The essential allegations of an action for deceit are: (1) that the defendant made the representations; (2) that he knew at the time the representations were false; (3) that he made them with the intention to benefit himself or to deceive and injure the plaintiff; (4) that the plaintiff acted upon the faith of the representations; and (5) that the plaintiff sustained the alleged loss and damage as the proximate result of the false representations having been made. Young v. Hall, 4 Ga. 95, 98; Brown v. Ragsdale Motor Co., 65 Ga. App. 727 (3) (16 S.E.2d 176). It should also appear that the plaintiff, in relying upon the representations, exercised ordinary diligence, where there was no confidential or fiduciary relationship between the parties. Sawyer v. Birrick, 33 Ga. App. 746 ( 127 S.E. 806). Also, see Tindal v. Harkinson, 19 Ga. 448, 450. That the defendant was or had been a friend of the plaintiff, would not alone create a relation of trust or confidence between them. Code, § 37-707; Dover v. Burns, 186 Ga. 19, 26 ( 196 S.E. 785).
The defendant contends that the petition did not set out a cause of action because it failed to show that the plaintiff exercised any diligence in ascertaining the truth of falsity of the representations, or any reason for his failure to do so. Questions of fraud and the truth and materiality of representations made by a defendant, and whether the plaintiff could have protected himself by the exercise of proper diligence, are matters which usually should be submitted to a jury, and the court will not solve them on demurrer, except in plain and indisputable cases. Stovall v. Rumble, 71 Ga. App. 30, 35 ( 29 S.E.2d 804). Also, see Thompson v. Bank of Arlington, 44 Ga. App. 686(2) (162 S.E. 647); Georgia Fruit Growers v. Vaughn, 45 Ga. App. 17 (2) ( 163 S.E. 221); Holt v. Gloer, 44 Ga. App. 685 ( 162 S.E. 663); Briesnick v. Dimond, 33 Ga. App. 394 (1) ( 126 S.E. 306).
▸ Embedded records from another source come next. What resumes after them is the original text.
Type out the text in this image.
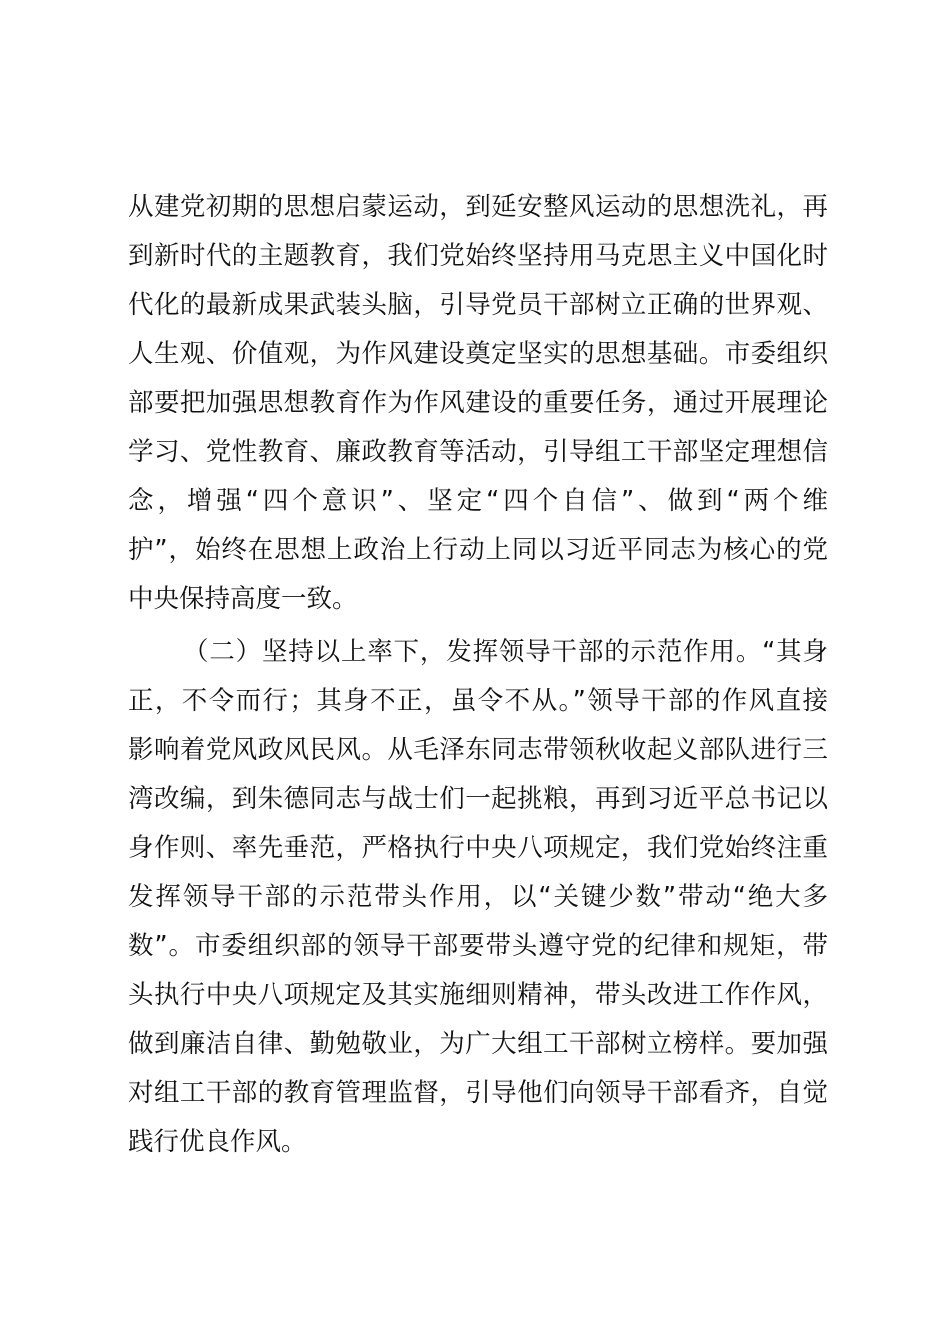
从建党初期的思想启蒙运动，到延安整风运动的思想洗礼，再
到新时代的主题教育，我们党始终坚持用马克思主义中国化时
代化的最新成果武装头脑，引导党员干部树立正确的世界观、
人生观、价值观，为作风建设奠定坚实的思想基础。市委组织
部要把加强思想教育作为作风建设的重要任务，通过开展理论
学习、党性教育、廉政教育等活动，引导组工干部坚定理想信
念，增强“四个意识”、坚定“四个自信”、做到“两个维
护”，始终在思想上政治上行动上同以习近平同志为核心的党
中央保持高度一致。
（二）坚持以上率下，发挥领导干部的示范作用。“其身
正，不令而行；其身不正，虽令不从。”领导干部的作风直接
影响着党风政风民风。从毛泽东同志带领秋收起义部队进行三
湾改编，到朱德同志与战士们一起挑粮，再到习近平总书记以
身作则、率先垂范，严格执行中央八项规定，我们党始终注重
发挥领导干部的示范带头作用，以“关键少数”带动“绝大多
数”。市委组织部的领导干部要带头遵守党的纪律和规矩，带
头执行中央八项规定及其实施细则精神，带头改进工作作风，
做到廉洁自律、勤勉敬业，为广大组工干部树立榜样。要加强
对组工干部的教育管理监督，引导他们向领导干部看齐，自觉
践行优良作风。
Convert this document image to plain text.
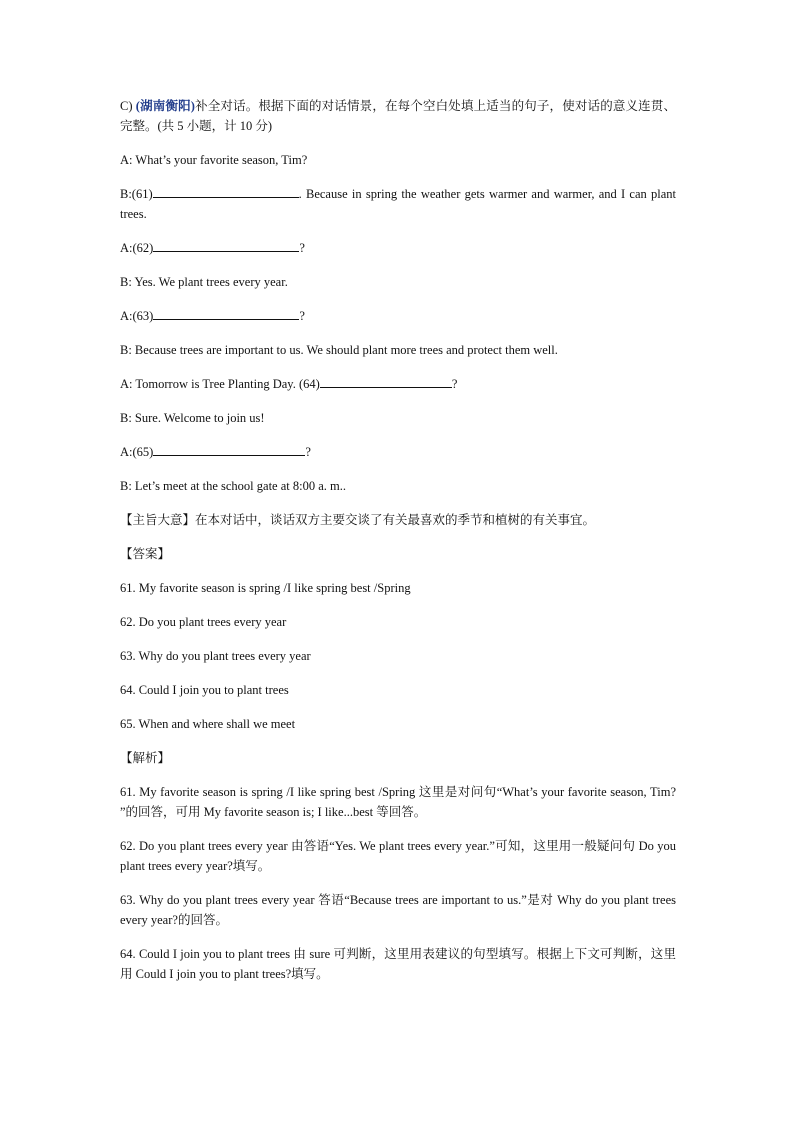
C) (湖南衡阳)补全对话。根据下面的对话情景，在每个空白处填上适当的句子，使对话的意义连贯、完整。(共 5 小题，计 10 分)

A: What’s your favorite season, Tim?

B:(61)	. Because in spring the weather gets warmer and warmer, and I can plant trees.

A:(62)	?

B: Yes. We plant trees every year.

A:(63)	?

B: Because trees are important to us. We should plant more trees and protect them well.

A: Tomorrow is Tree Planting Day. (64)	?

B: Sure. Welcome to join us!

A:(65)	?

B: Let’s meet at the school gate at 8:00 a. m..

【主旨大意】在本对话中，谈话双方主要交谈了有关最喜欢的季节和植树的有关事宜。

【答案】

61. My favorite season is spring /I like spring best /Spring

62. Do you plant trees every year

63. Why do you plant trees every year

64. Could I join you to plant trees

65. When and where shall we meet

【解析】

61. My favorite season is spring /I like spring best /Spring 这里是对问句“What’s your favorite season, Tim? ”的回答，可用 My favorite season is; I like...best 等回答。

62. Do you plant trees every year 由答语“Yes. We plant trees every year.”可知，这里用一般疑问句 Do you plant trees every year?填写。

63. Why do you plant trees every year 答语“Because trees are important to us.”是对 Why do you plant trees every year?的回答。

64. Could I join you to plant trees 由 sure 可判断，这里用表建议的句型填写。根据上下文可判断，这里用 Could I join you to plant trees?填写。
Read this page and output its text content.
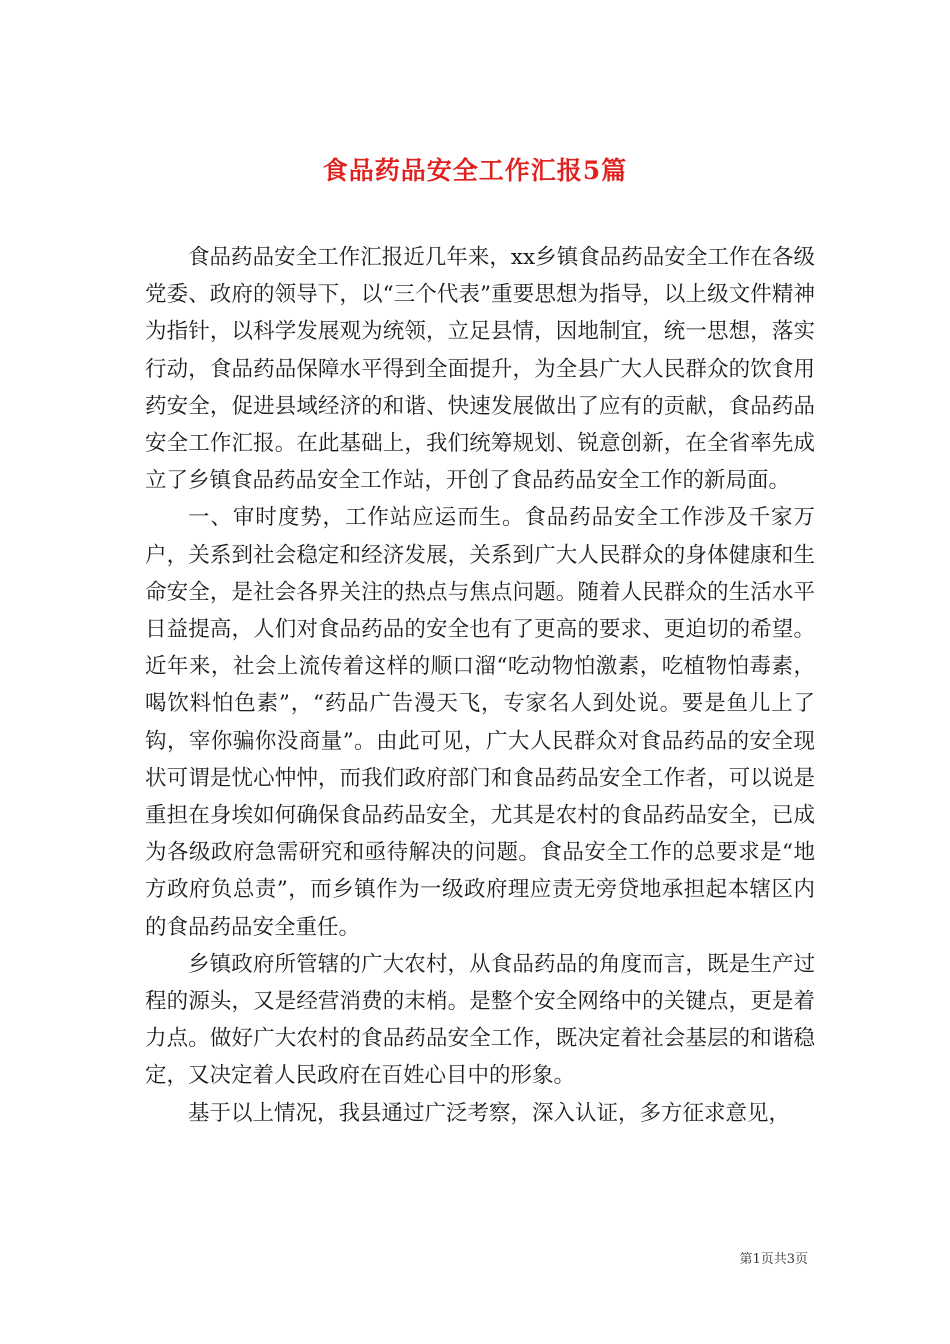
食品药品安全工作汇报5篇

食品药品安全工作汇报近几年来，xx乡镇食品药品安全工作在各级党委、政府的领导下，以“三个代表”重要思想为指导，以上级文件精神为指针，以科学发展观为统领，立足县情，因地制宜，统一思想，落实行动，食品药品保障水平得到全面提升，为全县广大人民群众的饮食用药安全，促进县域经济的和谐、快速发展做出了应有的贡献，食品药品安全工作汇报。在此基础上，我们统筹规划、锐意创新，在全省率先成立了乡镇食品药品安全工作站，开创了食品药品安全工作的新局面。

一、审时度势，工作站应运而生。食品药品安全工作涉及千家万户，关系到社会稳定和经济发展，关系到广大人民群众的身体健康和生命安全，是社会各界关注的热点与焦点问题。随着人民群众的生活水平日益提高，人们对食品药品的安全也有了更高的要求、更迫切的希望。近年来，社会上流传着这样的顺口溜“吃动物怕激素，吃植物怕毒素，喝饮料怕色素”，“药品广告漫天飞，专家名人到处说。要是鱼儿上了钩，宰你骗你没商量”。由此可见，广大人民群众对食品药品的安全现状可谓是忧心忡忡，而我们政府部门和食品药品安全工作者，可以说是重担在身埃如何确保食品药品安全，尤其是农村的食品药品安全，已成为各级政府急需研究和亟待解决的问题。食品安全工作的总要求是“地方政府负总责”，而乡镇作为一级政府理应责无旁贷地承担起本辖区内的食品药品安全重任。

乡镇政府所管辖的广大农村，从食品药品的角度而言，既是生产过程的源头，又是经营消费的末梢。是整个安全网络中的关键点，更是着力点。做好广大农村的食品药品安全工作，既决定着社会基层的和谐稳定，又决定着人民政府在百姓心目中的形象。

基于以上情况，我县通过广泛考察，深入认证，多方征求意见，

第1页共3页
We can not say as a matter of fact that the parties to this case had an equal opportunity of ascertaining the truth or falsity of the representations made by the defendant, or that the plaintiff failed to exercise proper diligence in not investigating to find out whether or not his car had in fact been wrecked; for the representations were not made by the defendant as statements of his opinion, but were made by him as statements of fact, and the plaintiff was not at liberty to go and personally investigate the truth of the representations, as he was incarcerated in jail. Whether the plaintiff was in the exercise of proper care and diligence in failing to request the jailor, or other officer, or some friend or acquaintance, if one was available, to investigate the truth of the representations, would be a question for the jury.
The cases cited and relied on by the plaintiff in error are distinguishable on their facts from the present case and do not authorize or require a different ruling in this case from the one made herein. In Tindal v. Harkinson, supra, the complainant was on the premises involved, and alleged no reason why he did not examine the land himself. In Sawyer v. Birrick, supra, the safe had in fact been damaged and nothing was alleged to show that the plaintiff was in any way prevented from ascertaining the extent of the damage or that the means for his obtaining such knowledge were not easily at hand; while, in the present case, the plaintiff's car had not been wrecked and the plaintiff was confined in jail where he was not at liberty to personally investigate the truth of the statements made by the defendant. The other cases cited by the plaintiff in error are likewise distinguishable on their facts from the present case.
The allegations of fraud in the petition were sufficient to withstand the general demurrer; a cause of action was set out; and the court did not err in overruling the general demurrer.
Judgment affirmed. Felton and Parker, JJ., concur.